Peter Wittenburg
Abstract:
Despite a number of exceptions data practices in general do not allow easy integration and re-purposing to extract new knowledge. A European overview with about 120 intensive interactions with experts from different disciplines and from different types of institutions indicates that still much legacy is being created that can only be made re-usable by investing large sums of capital in curation. It also indicates that senior researchers know about the inefficiency of current data intensive research, but they hesitate to invest since in general we lack guidance through a huge solution space and we lack data professionals who could change practices.
On the other hand we see in the realm of Open Science and Open Data that the pressure to repurpose data (and also tools) and thus enable innovation is increasing. The question is then how we can accelerate agreement finding towards best practices which then help to make data work much more efficient and thus reduce costs. Science can play the role of pioneering again, since the large companies simply have their business in mind – the role the big companies plaid when the basics of Internet were discussed some decades ago.
Science is increasingly global, since the challenges are global or since many scientific questions can only be answered when a global perspective is taken. Despite traditional structures that are still being maintained science is increasingly interdisciplinary. On the other hand trends showed clearly that many data issues (including analytics) are discipline-unspecific. Thus successful agreement forming needs to be cross-boundary (countries, disciplines). This may result in a difficult and time-consuming process.

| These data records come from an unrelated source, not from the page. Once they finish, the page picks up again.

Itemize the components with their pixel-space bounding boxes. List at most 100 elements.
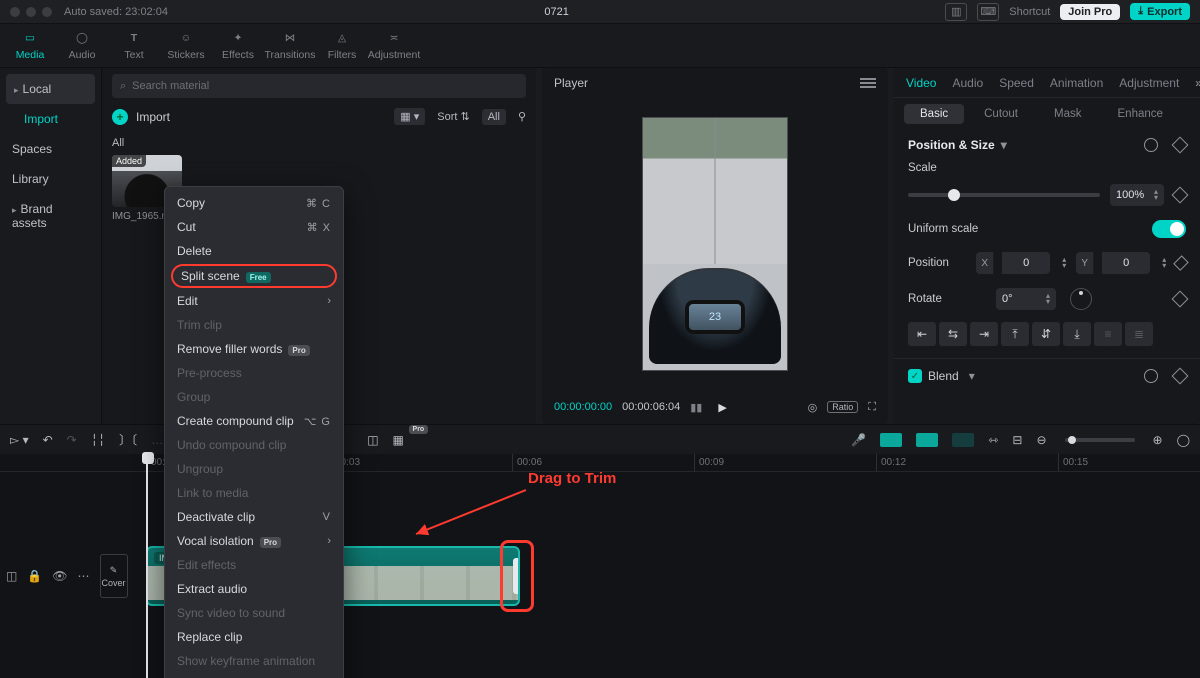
zoom-fit-icon[interactable]: ◯ bbox=[1177, 433, 1190, 447]
view-mode-button[interactable]: ▦ ▾ bbox=[394, 108, 425, 125]
ctx-split-scene[interactable]: Split sceneFree bbox=[171, 264, 337, 288]
crop-icon[interactable]: ◫ bbox=[367, 433, 378, 447]
smart-tool-icon[interactable]: ▦Pro bbox=[393, 433, 404, 447]
align-bottom-icon[interactable]: ⤓ bbox=[1063, 322, 1091, 346]
tab-stickers[interactable]: ☺Stickers bbox=[160, 25, 212, 67]
sort-button[interactable]: Sort ⇅ bbox=[437, 110, 469, 123]
focus-icon[interactable]: ◎ bbox=[808, 401, 818, 414]
insp-tab-speed[interactable]: Speed bbox=[999, 76, 1034, 90]
insp-tab-animation[interactable]: Animation bbox=[1050, 76, 1103, 90]
align-vcenter-icon[interactable]: ⇵ bbox=[1032, 322, 1060, 346]
join-pro-button[interactable]: Join Pro bbox=[1060, 4, 1120, 20]
cover-button[interactable]: ✎Cover bbox=[100, 554, 128, 598]
play-button[interactable]: ▶ bbox=[718, 401, 726, 414]
import-button[interactable]: Import bbox=[136, 110, 170, 124]
sidebar-item-import[interactable]: Import bbox=[0, 104, 101, 134]
ctx-remove-filler[interactable]: Remove filler wordsPro bbox=[165, 337, 343, 361]
align-right-icon[interactable]: ⇥ bbox=[970, 322, 998, 346]
shortcut-button[interactable]: Shortcut bbox=[1009, 6, 1050, 18]
position-y-input[interactable]: Y0▴▾ bbox=[1076, 252, 1166, 274]
ctx-replace-clip[interactable]: Replace clip bbox=[165, 625, 343, 649]
subtab-mask[interactable]: Mask bbox=[1038, 104, 1097, 124]
magnetic-2-icon[interactable] bbox=[916, 433, 938, 447]
sidebar-item-brand[interactable]: ▸Brand assets bbox=[0, 194, 101, 238]
mic-icon[interactable]: 🎤 bbox=[851, 433, 866, 447]
undo-icon[interactable]: ↶ bbox=[43, 433, 53, 447]
keyboard-icon[interactable]: ⌨ bbox=[977, 3, 999, 21]
ctx-copy[interactable]: Copy⌘ C bbox=[165, 191, 343, 215]
ctx-delete[interactable]: Delete bbox=[165, 239, 343, 263]
sidebar-item-library[interactable]: Library bbox=[0, 164, 101, 194]
magnetic-3-icon[interactable] bbox=[952, 433, 974, 447]
tab-transitions[interactable]: ⋈Transitions bbox=[264, 25, 316, 67]
align-left-icon[interactable]: ⇤ bbox=[908, 322, 936, 346]
ratio-button[interactable]: Ratio bbox=[827, 401, 858, 413]
zoom-slider[interactable] bbox=[1065, 438, 1135, 442]
rotate-dial[interactable] bbox=[1070, 288, 1092, 310]
playhead[interactable] bbox=[146, 454, 148, 678]
tab-media[interactable]: ▭Media bbox=[4, 25, 56, 67]
marker-icon[interactable]: ⊟ bbox=[1012, 433, 1022, 447]
ctx-extract-audio[interactable]: Extract audio bbox=[165, 577, 343, 601]
ctx-edit[interactable]: Edit› bbox=[165, 289, 343, 313]
zoom-in-icon[interactable]: ⊕ bbox=[1153, 433, 1163, 447]
insp-tab-video[interactable]: Video bbox=[906, 76, 936, 90]
link-icon[interactable]: ⇿ bbox=[988, 433, 998, 447]
lock-icon[interactable]: 🔒 bbox=[27, 569, 42, 583]
fullscreen-icon[interactable]: ⛶ bbox=[868, 401, 876, 414]
insp-tab-audio[interactable]: Audio bbox=[952, 76, 983, 90]
blend-section[interactable]: ✓ Blend ▾ bbox=[894, 358, 1200, 393]
more-icon[interactable]: ⋯ bbox=[78, 569, 90, 583]
sidebar-item-local[interactable]: ▸Local bbox=[6, 74, 95, 104]
check-icon[interactable]: ✓ bbox=[908, 369, 922, 383]
tab-filters[interactable]: ◬Filters bbox=[316, 25, 368, 67]
subtab-cutout[interactable]: Cutout bbox=[968, 104, 1034, 124]
window-controls[interactable] bbox=[10, 7, 52, 17]
tab-audio[interactable]: ◯Audio bbox=[56, 25, 108, 67]
sidebar-item-spaces[interactable]: Spaces bbox=[0, 134, 101, 164]
keyframe-icon[interactable] bbox=[1172, 291, 1189, 308]
filter-icon[interactable]: ⚲ bbox=[518, 110, 526, 123]
razor-icon[interactable]: 〕〔 bbox=[119, 431, 137, 448]
reset-icon[interactable] bbox=[1144, 138, 1158, 152]
align-hcenter-icon[interactable]: ⇆ bbox=[939, 322, 967, 346]
keyframe-icon[interactable] bbox=[1172, 187, 1189, 204]
align-dist-h-icon[interactable]: ≡ bbox=[1094, 322, 1122, 346]
zoom-out-icon[interactable]: ⊖ bbox=[1036, 433, 1046, 447]
redo-icon[interactable]: ↷ bbox=[67, 433, 77, 447]
insp-tab-adjustment[interactable]: Adjustment bbox=[1119, 76, 1179, 90]
plus-icon[interactable]: + bbox=[112, 109, 128, 125]
filter-all-button[interactable]: All bbox=[482, 109, 506, 125]
subtab-basic[interactable]: Basic bbox=[904, 104, 964, 124]
align-dist-v-icon[interactable]: ≣ bbox=[1125, 322, 1153, 346]
align-top-icon[interactable]: ⤒ bbox=[1001, 322, 1029, 346]
search-input[interactable]: ⌕ Search material bbox=[112, 74, 526, 98]
player-stage[interactable]: 23 bbox=[542, 98, 888, 390]
ctx-deactivate[interactable]: Deactivate clipV bbox=[165, 505, 343, 529]
layout-toggle-icon[interactable]: ▥ bbox=[945, 3, 967, 21]
insp-more-icon[interactable]: » bbox=[1195, 76, 1200, 90]
reset-icon[interactable] bbox=[1144, 369, 1158, 383]
selection-tool-icon[interactable]: ▻ ▾ bbox=[10, 433, 29, 447]
subtab-enhance[interactable]: Enhance bbox=[1102, 104, 1179, 124]
keyframe-icon[interactable] bbox=[1173, 255, 1188, 270]
player-menu-icon[interactable] bbox=[860, 76, 876, 90]
ctx-range[interactable]: Range› bbox=[165, 673, 343, 678]
export-button[interactable]: ⤓ Export bbox=[1130, 3, 1190, 20]
uniform-scale-toggle[interactable] bbox=[1152, 220, 1186, 238]
scale-slider[interactable] bbox=[908, 193, 1100, 197]
keyframe-icon[interactable] bbox=[1172, 368, 1189, 385]
tab-effects[interactable]: ✦Effects bbox=[212, 25, 264, 67]
mute-icon[interactable]: ◫ bbox=[6, 569, 17, 583]
ctx-vocal-isolation[interactable]: Vocal isolationPro› bbox=[165, 529, 343, 553]
chevron-down-icon[interactable]: ▾ bbox=[969, 369, 975, 383]
eye-icon[interactable]: 👁 bbox=[52, 569, 67, 583]
scale-value[interactable]: 100%▴▾ bbox=[1110, 184, 1164, 206]
split-icon[interactable]: ╎╎ bbox=[91, 433, 105, 447]
frame-back-icon[interactable]: ▮▮ bbox=[690, 401, 702, 414]
position-x-input[interactable]: X0▴▾ bbox=[976, 252, 1066, 274]
ctx-compound[interactable]: Create compound clip⌥ G bbox=[165, 409, 343, 433]
keyframe-icon[interactable] bbox=[1172, 137, 1189, 154]
magnetic-1-icon[interactable] bbox=[880, 433, 902, 447]
ctx-cut[interactable]: Cut⌘ X bbox=[165, 215, 343, 239]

The Research Data Alliance (RDA) has been established therefore to speed up acceleration forming across disciplines and national boundaries. It’s key elements are “bottom-up process driven by practitioners”, “results to overcome specific barriers within 18 months” and “rough consensus”. These principles have led to the first 5 concrete outputs within the first 20 months of life and a few other activities such as “Data Fabric” that tries to put the various activities on a common landscape to show their relationships and to harmonize them. Still RDA is a very young initiative and taking over the main principles of action of the Internet community does not give guarantees of success. But it is a chance which we need to make use of.